Commercial bankers in the region were wary of the plan. Critical of advantages Farm Credit System lenders enjoy, such as subsidies and laxer regulations, some derided the new alliance.

"One of the risks with new competitors is that they will tend to try to gain a toehold by lowering the standards that we would normally want, in terms of how we structure and price," said Gary Olson, Norwest Corp.'s regional president for South Dakota and chairman of Norwest Ag Credit. "The more competitive it gets, the more these things tend to be eroded."

Mr. Olson and other bankers said their agribusiness experience should help them retain customers. The Norwest executive said he doubted that the Farm Credit alliance had the same level of expertise as commercial banks. "We will be able to compete effectively because we have experienced people," he said.

But Mr. Torrison, who most recently was a lender at Minneapolis' First Bank System, said - in spite of what those commercial bankers interviewed contended - that the Farm Credit lenders' agriculture expertise is ideal for the types of credits the new group seeks.

"We think we're well positioned to do it, because these are the only types of business that we do," he said.

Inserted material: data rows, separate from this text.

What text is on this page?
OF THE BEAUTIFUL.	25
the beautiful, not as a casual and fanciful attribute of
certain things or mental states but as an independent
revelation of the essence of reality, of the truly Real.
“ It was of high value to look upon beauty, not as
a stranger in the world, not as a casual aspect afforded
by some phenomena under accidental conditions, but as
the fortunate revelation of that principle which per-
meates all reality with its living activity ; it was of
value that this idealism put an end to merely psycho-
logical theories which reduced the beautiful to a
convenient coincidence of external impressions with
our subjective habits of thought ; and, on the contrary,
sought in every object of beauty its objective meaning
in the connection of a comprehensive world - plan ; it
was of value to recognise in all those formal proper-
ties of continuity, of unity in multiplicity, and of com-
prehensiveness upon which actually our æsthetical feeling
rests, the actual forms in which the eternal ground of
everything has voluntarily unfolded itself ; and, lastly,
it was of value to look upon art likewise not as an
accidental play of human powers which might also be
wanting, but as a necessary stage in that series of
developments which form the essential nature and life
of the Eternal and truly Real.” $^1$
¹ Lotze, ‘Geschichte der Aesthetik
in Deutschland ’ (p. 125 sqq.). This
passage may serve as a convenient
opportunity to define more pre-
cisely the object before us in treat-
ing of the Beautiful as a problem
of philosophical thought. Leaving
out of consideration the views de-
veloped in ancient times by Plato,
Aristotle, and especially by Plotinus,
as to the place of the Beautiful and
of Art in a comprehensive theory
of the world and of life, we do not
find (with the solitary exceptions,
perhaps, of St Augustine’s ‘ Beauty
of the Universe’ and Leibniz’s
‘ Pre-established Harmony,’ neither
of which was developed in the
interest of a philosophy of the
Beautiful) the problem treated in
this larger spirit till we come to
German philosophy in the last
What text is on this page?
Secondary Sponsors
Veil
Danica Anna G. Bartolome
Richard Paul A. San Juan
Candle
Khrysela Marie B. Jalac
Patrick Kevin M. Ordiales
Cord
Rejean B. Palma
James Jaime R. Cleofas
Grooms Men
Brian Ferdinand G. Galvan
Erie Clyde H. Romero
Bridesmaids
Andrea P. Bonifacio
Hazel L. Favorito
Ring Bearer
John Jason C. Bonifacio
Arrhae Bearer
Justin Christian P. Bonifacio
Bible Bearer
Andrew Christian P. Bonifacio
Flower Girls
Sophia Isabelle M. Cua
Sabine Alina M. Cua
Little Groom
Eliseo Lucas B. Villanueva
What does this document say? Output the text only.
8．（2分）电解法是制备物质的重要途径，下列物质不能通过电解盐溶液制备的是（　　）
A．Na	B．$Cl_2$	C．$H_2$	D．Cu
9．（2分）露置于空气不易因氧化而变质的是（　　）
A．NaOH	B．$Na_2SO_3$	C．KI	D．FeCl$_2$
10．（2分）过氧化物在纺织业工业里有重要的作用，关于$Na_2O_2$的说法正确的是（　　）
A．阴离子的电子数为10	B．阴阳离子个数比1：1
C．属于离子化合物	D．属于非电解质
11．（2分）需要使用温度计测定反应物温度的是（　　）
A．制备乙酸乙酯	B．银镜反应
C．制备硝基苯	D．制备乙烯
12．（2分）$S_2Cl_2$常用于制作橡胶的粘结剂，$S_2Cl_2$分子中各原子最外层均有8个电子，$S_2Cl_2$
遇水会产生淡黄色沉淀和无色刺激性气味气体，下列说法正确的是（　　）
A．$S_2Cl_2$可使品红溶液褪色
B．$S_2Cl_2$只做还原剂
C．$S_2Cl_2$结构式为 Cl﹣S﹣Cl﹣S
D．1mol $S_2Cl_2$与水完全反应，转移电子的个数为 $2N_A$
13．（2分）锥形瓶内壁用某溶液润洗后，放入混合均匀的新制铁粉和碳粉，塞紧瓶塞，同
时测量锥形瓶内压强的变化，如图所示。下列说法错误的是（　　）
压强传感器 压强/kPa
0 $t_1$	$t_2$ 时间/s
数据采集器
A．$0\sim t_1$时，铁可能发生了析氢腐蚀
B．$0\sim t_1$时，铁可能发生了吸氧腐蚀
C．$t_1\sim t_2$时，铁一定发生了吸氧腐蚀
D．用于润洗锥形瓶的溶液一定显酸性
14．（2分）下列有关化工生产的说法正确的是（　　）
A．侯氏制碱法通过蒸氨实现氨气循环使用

Paul DeBriyn, chief executive officer of Farm Credit Services of Southern Minnesota, Mankato, and chairman of new group, said it has more than enough commercial lending experience.

"We have strong expertise in production, and we've hired resources with a strong commercial lending background," including Mr. Torrison, Mr. DeBriyn said.

Mike O'Keeffe, executive vice president of Farm Credit Services of Mandan, N.D., said the new alliance "provides us with the financial strength and the ability to work with some of those business entities that are large enough that we as an individual association couldn't handle on our own."

FCS Commercial Finance, which began operating this year, is evaluating credits but has not yet funded loans, Mr. Torrison said.